I asked you to give SOURCES for this. You know what sources are? No, I don't think so. Therefore this is an unsupported claim made by you. So much for this matter.
And, as I told you: Just take a look at the pyramids. They used a jumble of totally un-uniform blocks, therefore breaking does not even matter (aside from the fact that you could not produce any proof for this during the last 2 weeks)
> 2. Ask anyone who runs a limestone quarry. Before blocks are quarried about 30 feet of waste rock is removed from the top level of the quarry. THIS FACT MUST BE CONSIDERED RELATIVE TO THE SIZE OF THE GIZA QUARRIES. I WRITE THIS IN CAPITALS BECAUSE IT IS VERY IMPORTANT.
This ist one of the silliest remarks you ever made. The thicknes of waste rock is individual for each quarry. I have a quarry only 5 minutes away, they are quarrying all stones just below the soil (which is about 1 m deep). In countries where there is no soil layer (eg. Egypt) you even only have to clear away a little rubble. When you base your ideas on such stupid suggestions I see where you have your funny thoughts from.
BTW: In another post you meant, that these 30 feet (9 meters) were used for polymer. Well, for 6 Mio. cubic meters you would need a layer of 888 meters squared for all the pyramids - which has vanished completely because not a single bit of it can found anywhere in or around giza (and neither in the surrounding regions).
>Here's the real point. You keep avoiding the waste factor. It's critically important because the size of the quarries are measured and have been roughly compared to the size of the GP. They are each roughly the same volume! You don't have the liberty of assuming that waste is not critical to this issue so stop avoiding the problem.
I do not avoid any problems, unfortunately you are constantly evading or bending facts.

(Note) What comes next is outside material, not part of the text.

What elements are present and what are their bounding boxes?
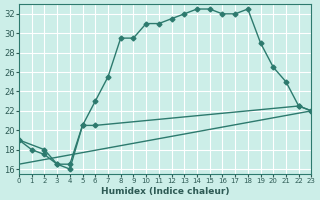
X-axis label: Humidex (Indice chaleur): Humidex (Indice chaleur) bbox=[101, 187, 229, 196]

Let's examine "wastage". Let us assume, that the material for more than 1 block was broken in one turn (the trenches in the Kaphere-quarry on the northwest-corner are about 5 m long, so 5 blocks a time were obviously broken there). The trenches were about 20 cm wide and 1 m deep, that's about 1.4 cubic meters waste from the trencehs for one 5 x 1 m block. The block can then be seperated by chisels as can be seen on the unfinished stones in Meidum (see photo on my home page).
Compared with the volume of the whole block of 5 cubic meters the waste from the trenches is about 28%. So we have to add about 1.6 Mio. cubic meters to the whole volume of the Giza pyramids, we have ti look for quarries which hold about 7,68 cubic meters.
At the moment identified are 4 large areas (see Klemm, p. 54):
- main quarry was he plateau itself, about 3 m rock from the region around Chufu and about 7 m from Kaphere (remains to be found on Kaphere's northwest side) were used for the lower layers). Thats about 440 x 400 x 7 m for Kaphere (= 1,232 Mio m^3) and 250 x 600 x 3 m for Chufu (= 450 000 m^3)
- East of the eastern sanctuary, qarried about 360 x 60 x 40 m = 864 000 m^3
- South of the eastern sanctuary, 240 x 40 x 50 m = 480 000 m^3
- south of Kaphere's causeway, 200 x 160 x 20 m = 640 000 m^3
plus 250 x 250 x 40 m = 2.5 Mio m^3
- South of Menkaure 240 x 200 x 40 m = 1.92 Mio m^3
It's a total volume of about 8 Mio m^3 - although one of the quarries used for Chufu and Kaphere is not found yet and smaller quarries like the Sphinx enclosure or Hitan el Gurob are not included.
BTW: Klemm states on p. 54-57, that one speciality of the smaller Kaphere and the large menkaure quarries is, that there are many prepares but not yet llosened blocks, that marka aout OK work especcialy loosening blocks with levers can betraced through the whole region and that lare areas of these quarry regions have been "pre-trenched" in OK times. The time horizont is clear, because som Menkaure-priests built their graves over the trenching of the ground, so these traces cannot be younger than Menkautre or even Kaphere.
And Klemm states thet the whole Giza region has useable stone just up to the surface (that's the reason why surface stone was used in so large amounts in the pyramids)
Case closed, fotrget your artificial stone fantasies. I will not waste another minute for this folly.